Après un premier semestre impressionnant, les marchés ont eu besoin de souffler un peu en entrant dans le troisième trimestre. De fait, la communauté des investisseurs a dû revoir ses projections en profondeur en raison d’un certain nombre d’évolutions fondamentales et interdépendantes au niveau des paramètres macroéconomiques, monétaires, (géo)politiques et commerciaux. Permettez-nous de les passer brièvement en revue.
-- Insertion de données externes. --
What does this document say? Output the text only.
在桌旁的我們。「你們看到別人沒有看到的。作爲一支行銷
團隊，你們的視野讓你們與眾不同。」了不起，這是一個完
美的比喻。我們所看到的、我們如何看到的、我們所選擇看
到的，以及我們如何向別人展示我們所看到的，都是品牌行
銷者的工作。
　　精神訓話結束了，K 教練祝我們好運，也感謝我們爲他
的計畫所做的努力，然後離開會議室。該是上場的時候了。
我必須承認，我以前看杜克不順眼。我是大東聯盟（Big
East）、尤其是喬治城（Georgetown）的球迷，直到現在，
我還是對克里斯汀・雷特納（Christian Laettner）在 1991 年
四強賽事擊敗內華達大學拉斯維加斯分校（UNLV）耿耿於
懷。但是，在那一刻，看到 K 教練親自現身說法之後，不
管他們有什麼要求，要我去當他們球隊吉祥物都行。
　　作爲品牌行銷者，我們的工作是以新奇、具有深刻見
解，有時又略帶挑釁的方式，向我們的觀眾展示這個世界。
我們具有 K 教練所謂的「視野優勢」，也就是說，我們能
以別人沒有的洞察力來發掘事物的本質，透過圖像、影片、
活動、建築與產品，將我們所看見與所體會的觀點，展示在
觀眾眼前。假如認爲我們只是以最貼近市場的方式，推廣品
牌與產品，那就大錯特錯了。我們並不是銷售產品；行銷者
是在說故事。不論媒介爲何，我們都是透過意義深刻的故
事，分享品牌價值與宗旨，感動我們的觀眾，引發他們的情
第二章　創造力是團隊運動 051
Économie : attachez vos ceintures !
L’actualité économique des mois d’été n’a pas vraiment réjoui les investisseurs. Plus particulièrement, ce sont les signaux de plus en plus nombreux concernant le ralentissement de la croissance aux États-Unis qui les ont incités à prendre du recul. Qu’il s’agisse du marché du travail, de l’industrie manufacturière ou de la consommation, les indicateurs pointaient à l’unisson vers un ralentissement de l’économie. Joe Sixpack, le monsieur Tout-le-Monde américain éternellement accro à la consommation, traverse en effet une période difficile. Ses économies de la période COVID épuisées, il a soudainement subi de plein fouet les hausses de taux d’intérêt et la vague d’inflation comme le prouvent la forte hausse des défauts de paiement sur les dettes à la consommation (cartes de crédit, prêts automobiles, etc.) ainsi que le durcissement du climat social. Ce dernier est bien illustré par le récent conflit chez Boeing, où les travailleurs ont jugé insuffisante une proposition d’augmentation salariale de 25 % avant de se mettre en grève.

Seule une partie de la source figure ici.